The ballad "Svetlana" is romantic not only due to folk items, but also in other ways. It has a characteristic romantic landscape - evening, night, cemetery - a plot based on the mysterious and terrible (German romantics loved such plots), romantic motifs of graves, resurrecting dead, etc. All this looks somewhat conventional and bookish, but not at all like
bookish was perceived by readers. The conditionally bookish, in a sense, fairy-tale world is warmed by the author's faith in the truth of the imaginary and love for the heroine, the author's unchanging and heartfelt sympathy for her. It is they who communicate to the heroine herself, and to everything connected with her, all the features of living life. A fairy tale, a fairy tale told by the author, by the power of his love becomes, as it were, genuine, becomes more real than everyday reality itself. High, inner truth and warm lyricism of a kind fairy tale - these are the main feelings that the ballad "Svetlana" evokes in the reader. The ballad is rich in symbols of Russian folklore. For example, a raven is a messenger of death, a hut that gives a reference to Baba Yaga, whose dwelling is located on the border of the world of the living and the dead. The dove in the ballad symbolizes the Holy Spirit, who, like an angel, saves Svetlana from the darkness of hell. The crowing of a rooster dispels the spell of night darkness, announcing the dawn - everything returns to normal.

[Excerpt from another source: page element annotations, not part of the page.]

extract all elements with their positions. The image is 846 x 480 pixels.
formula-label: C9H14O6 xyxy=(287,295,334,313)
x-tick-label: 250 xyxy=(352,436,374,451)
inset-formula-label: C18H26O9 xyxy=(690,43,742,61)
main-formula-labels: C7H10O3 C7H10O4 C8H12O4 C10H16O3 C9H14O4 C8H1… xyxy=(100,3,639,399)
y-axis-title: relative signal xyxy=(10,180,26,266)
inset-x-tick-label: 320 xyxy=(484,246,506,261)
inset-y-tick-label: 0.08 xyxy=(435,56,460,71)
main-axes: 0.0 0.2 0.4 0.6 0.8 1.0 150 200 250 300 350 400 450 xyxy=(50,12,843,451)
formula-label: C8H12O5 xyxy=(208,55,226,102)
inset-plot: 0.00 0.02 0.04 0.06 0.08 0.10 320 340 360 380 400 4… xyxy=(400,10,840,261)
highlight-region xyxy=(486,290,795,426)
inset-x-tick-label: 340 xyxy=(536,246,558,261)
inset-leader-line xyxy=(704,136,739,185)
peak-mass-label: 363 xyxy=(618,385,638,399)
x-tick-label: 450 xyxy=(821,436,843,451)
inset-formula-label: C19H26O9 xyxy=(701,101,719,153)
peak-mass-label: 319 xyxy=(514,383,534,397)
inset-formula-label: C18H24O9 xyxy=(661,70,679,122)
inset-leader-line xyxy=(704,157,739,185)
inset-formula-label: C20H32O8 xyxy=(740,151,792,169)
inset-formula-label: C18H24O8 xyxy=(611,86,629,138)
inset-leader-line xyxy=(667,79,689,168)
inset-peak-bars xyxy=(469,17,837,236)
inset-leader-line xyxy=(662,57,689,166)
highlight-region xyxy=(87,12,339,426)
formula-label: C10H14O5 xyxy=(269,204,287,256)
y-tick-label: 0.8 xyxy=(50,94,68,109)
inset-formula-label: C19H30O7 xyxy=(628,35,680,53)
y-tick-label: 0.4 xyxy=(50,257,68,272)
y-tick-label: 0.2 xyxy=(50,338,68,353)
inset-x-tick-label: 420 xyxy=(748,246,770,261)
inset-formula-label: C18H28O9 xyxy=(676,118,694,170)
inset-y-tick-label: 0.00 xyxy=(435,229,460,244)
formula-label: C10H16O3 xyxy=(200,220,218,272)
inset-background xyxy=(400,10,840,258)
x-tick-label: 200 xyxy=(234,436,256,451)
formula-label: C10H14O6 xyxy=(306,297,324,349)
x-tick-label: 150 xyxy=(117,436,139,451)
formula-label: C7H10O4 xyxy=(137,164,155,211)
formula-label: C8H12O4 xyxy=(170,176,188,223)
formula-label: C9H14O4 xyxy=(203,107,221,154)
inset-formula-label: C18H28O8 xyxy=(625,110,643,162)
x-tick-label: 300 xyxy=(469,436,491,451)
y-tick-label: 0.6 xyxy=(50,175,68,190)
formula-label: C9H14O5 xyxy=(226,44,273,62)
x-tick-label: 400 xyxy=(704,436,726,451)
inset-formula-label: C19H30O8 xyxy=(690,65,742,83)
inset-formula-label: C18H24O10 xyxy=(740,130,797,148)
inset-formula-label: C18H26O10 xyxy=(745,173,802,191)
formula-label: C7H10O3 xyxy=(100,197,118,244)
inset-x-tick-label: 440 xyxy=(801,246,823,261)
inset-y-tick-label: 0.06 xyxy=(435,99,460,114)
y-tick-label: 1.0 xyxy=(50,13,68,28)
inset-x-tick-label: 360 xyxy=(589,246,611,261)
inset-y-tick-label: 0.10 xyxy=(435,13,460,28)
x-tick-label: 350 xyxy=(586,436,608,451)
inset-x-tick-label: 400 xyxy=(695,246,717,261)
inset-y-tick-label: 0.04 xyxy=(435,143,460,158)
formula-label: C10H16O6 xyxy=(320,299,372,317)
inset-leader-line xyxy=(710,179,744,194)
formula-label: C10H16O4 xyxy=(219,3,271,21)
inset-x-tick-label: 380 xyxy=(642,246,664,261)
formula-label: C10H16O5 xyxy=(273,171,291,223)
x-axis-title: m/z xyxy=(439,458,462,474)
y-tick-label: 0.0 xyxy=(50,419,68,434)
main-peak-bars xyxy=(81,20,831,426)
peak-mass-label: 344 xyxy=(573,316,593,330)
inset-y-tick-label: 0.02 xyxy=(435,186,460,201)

In "Svetlana" and in some other ballads, Zhukovsky's faith in the good appears not only in a fabulous, but also partly in a religious form, but the essence of this faith is not in religiosity alone, but even more in Zhukovsky's deep humanity.

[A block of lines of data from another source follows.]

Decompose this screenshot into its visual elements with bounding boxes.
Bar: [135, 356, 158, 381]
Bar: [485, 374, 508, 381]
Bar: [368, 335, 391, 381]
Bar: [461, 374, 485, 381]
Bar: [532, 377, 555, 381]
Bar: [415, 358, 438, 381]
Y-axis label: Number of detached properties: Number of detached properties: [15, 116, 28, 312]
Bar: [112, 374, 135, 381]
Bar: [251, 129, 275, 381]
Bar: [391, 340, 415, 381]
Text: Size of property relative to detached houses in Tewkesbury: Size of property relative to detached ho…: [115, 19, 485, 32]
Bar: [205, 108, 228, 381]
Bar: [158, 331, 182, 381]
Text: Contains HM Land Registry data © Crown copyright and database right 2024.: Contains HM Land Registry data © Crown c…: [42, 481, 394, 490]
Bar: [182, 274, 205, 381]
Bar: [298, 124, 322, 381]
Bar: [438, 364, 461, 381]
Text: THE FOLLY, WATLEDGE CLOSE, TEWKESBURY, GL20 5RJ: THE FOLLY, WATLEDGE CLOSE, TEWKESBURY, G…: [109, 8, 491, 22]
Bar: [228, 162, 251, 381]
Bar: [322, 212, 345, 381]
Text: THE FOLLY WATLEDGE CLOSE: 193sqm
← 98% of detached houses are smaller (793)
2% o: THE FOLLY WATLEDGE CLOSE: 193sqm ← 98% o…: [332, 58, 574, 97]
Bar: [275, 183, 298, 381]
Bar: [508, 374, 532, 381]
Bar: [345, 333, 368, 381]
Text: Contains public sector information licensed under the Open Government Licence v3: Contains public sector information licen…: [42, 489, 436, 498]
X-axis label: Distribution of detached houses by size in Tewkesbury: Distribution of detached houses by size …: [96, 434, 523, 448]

At the end of the ballad, words with an undoubtedly religious and didactic coloring sound:
Here are my ballads:
"The best friend to us in this life
Faith in providence.
The blessing of the maker of the law:
Here misfortune is a false dream;
Happiness is an awakening."
The poem reflects both Zhukovsky's religious consciousness and his deep optimism, which is based on a strong desire for good and joy for a person. Zhukovsky has religious optimism and, no less than that, kind, human optimism. The latter makes Zhukovsky close and dear to our modern reader.

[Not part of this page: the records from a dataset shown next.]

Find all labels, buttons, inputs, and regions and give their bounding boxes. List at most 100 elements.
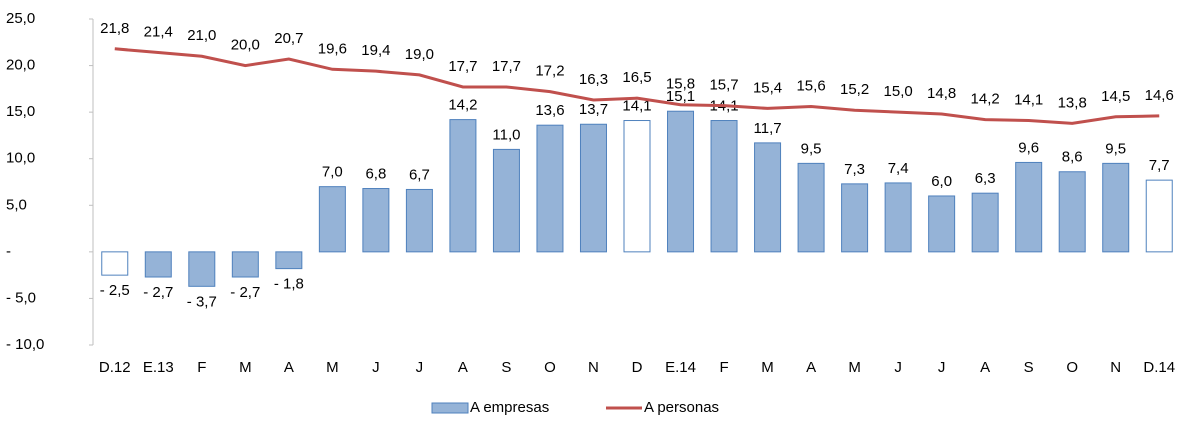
bar [188,251,216,287]
x-tick-label: D.14 [1143,359,1175,376]
bar-value-label: - 1,8 [274,276,304,293]
bar [1015,161,1043,253]
bar-value-label: 6,0 [931,173,952,190]
y-tick-label: 25,0 [6,10,35,27]
line-value-label: 20,0 [231,37,260,54]
bar-value-label: 9,5 [801,140,822,157]
x-tick-label: J [894,359,902,376]
bar-value-label: 13,6 [535,102,564,119]
line-value-label: 15,8 [666,76,695,93]
bar-value-label: 11,0 [492,126,520,143]
bar-value-label: 15,1 [666,88,695,105]
x-tick-label: A [980,359,990,376]
bar-value-label: - 2,5 [100,282,130,299]
line-value-label: 20,7 [274,30,303,47]
y-tick-label: 5,0 [6,196,27,213]
bar-value-label: 9,6 [1018,139,1039,156]
bar [144,251,172,278]
x-tick-label: M [761,359,774,376]
x-tick-label: J [416,359,424,376]
bar [362,188,390,253]
bar [754,142,782,253]
bar-value-label: - 3,7 [187,293,217,310]
line-value-label: 19,0 [405,46,434,63]
line-value-label: 15,4 [753,79,782,96]
line-value-label: 15,6 [796,78,825,95]
bar [667,110,695,253]
x-tick-label: O [1066,359,1078,376]
line-value-label: 14,8 [927,85,956,102]
bar [884,182,912,253]
line-value-label: 14,2 [971,91,1000,108]
y-tick-label: 15,0 [6,103,35,120]
line-value-label: 19,6 [318,40,347,57]
line-value-label: 16,3 [579,71,608,88]
line-value-label: 15,2 [840,81,869,98]
x-tick-label: F [719,359,728,376]
bar [449,119,477,253]
line-value-label: 21,0 [187,27,216,44]
x-tick-label: S [501,359,511,376]
x-tick-label: A [458,359,468,376]
x-tick-label: M [239,359,252,376]
line-value-label: 16,5 [622,69,651,86]
legend-label: A personas [644,399,719,416]
y-tick-label: - 10,0 [6,336,44,353]
bar [1102,162,1130,253]
line-value-label: 14,5 [1101,88,1130,105]
bar-value-label: 14,2 [448,97,477,114]
bar [623,120,651,253]
bar-value-label: - 2,7 [143,284,173,301]
bar-value-label: 14,1 [622,97,651,114]
line-value-label: 21,4 [144,24,173,41]
line-value-label: 13,8 [1058,94,1087,111]
bar [318,186,346,253]
line-value-label: 15,0 [884,83,913,100]
bar [1145,179,1173,253]
legend-swatch [431,402,469,414]
y-tick-label: - 5,0 [6,289,36,306]
bar-value-label: 6,8 [365,165,386,182]
x-tick-label: D [632,359,643,376]
line-value-label: 21,8 [100,20,129,37]
bar [231,251,259,278]
x-tick-label: S [1024,359,1034,376]
bar-value-label: 7,3 [844,161,865,178]
bar [797,162,825,253]
bar [536,124,564,253]
bar-value-label: 11,7 [754,120,782,137]
y-tick-label: 10,0 [6,150,35,167]
bar-value-label: 7,0 [322,164,343,181]
bar [928,195,956,253]
bar [275,251,303,270]
line-value-label: 19,4 [361,42,390,59]
bar-value-label: 8,6 [1062,149,1083,166]
x-tick-label: O [544,359,556,376]
bar-value-label: 7,4 [888,160,909,177]
bar-value-label: - 2,7 [230,284,260,301]
bar [579,123,607,253]
bar [101,251,129,276]
y-tick-label: 20,0 [6,57,35,74]
line-value-label: 15,7 [709,77,738,94]
bar [492,148,520,253]
bar [841,183,869,253]
x-tick-label: M [848,359,861,376]
line-value-label: 14,1 [1014,91,1043,108]
line [114,47,1160,125]
x-tick-label: A [284,359,294,376]
bar [405,188,433,253]
x-tick-label: E.14 [665,359,696,376]
line-value-label: 17,7 [492,58,521,75]
x-tick-label: F [197,359,206,376]
bar-value-label: 6,7 [409,166,430,183]
bar [1058,171,1086,253]
x-tick-label: M [326,359,339,376]
x-tick-label: E.13 [143,359,174,376]
bar [971,192,999,253]
y-tick-label: - [6,243,11,260]
line-value-label: 17,2 [535,63,564,80]
x-tick-label: J [372,359,380,376]
x-tick-label: N [1110,359,1121,376]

If in “Svetlana”, with its general poetic-light coloring, the scary in the plot is almost not felt - the scary was softened by a warehouse of light narration and light style - then in such ballads as “Warwick”, “Adelstan”, “Smalholm Castle”,
the poetics of the terrible is in many respects defining and stylistic.
The poetics of the terrible is also a sign of romanticism, although it is by no means obligatory for all its currents and varieties. German romanticism clearly gravitated towards the depiction of the terrible and asserted the right to such a depiction in its aesthetics. In this respect, Zhukovsky, unlike most other Russian romantics, was undeniably influenced by German romantic thought.
No one surpassed Zhukovsky in this genre, he remained a ballad poet, speaking wonderful, ­fantastic, terrifying and beautiful images in a graceful musical language great truths about human morality. Speaking about the poetic systemic nature of V.A. Zhukovsky's ballads, it is necessary to note not only common motives, ideas, but also the means of creating poetic mood magic. Emotional impact for a ballad player is more important than any thoughts and morality. Showing the hero in a state of passion, an extreme situation, the poet pumps up the mood. The music of the ballad arises, creating a unity of mood due to the sound image. This is the sound sequence in Zhukovsky's ballad system, conveying the dominant mood and creating an expressive, figurative basis of feeling.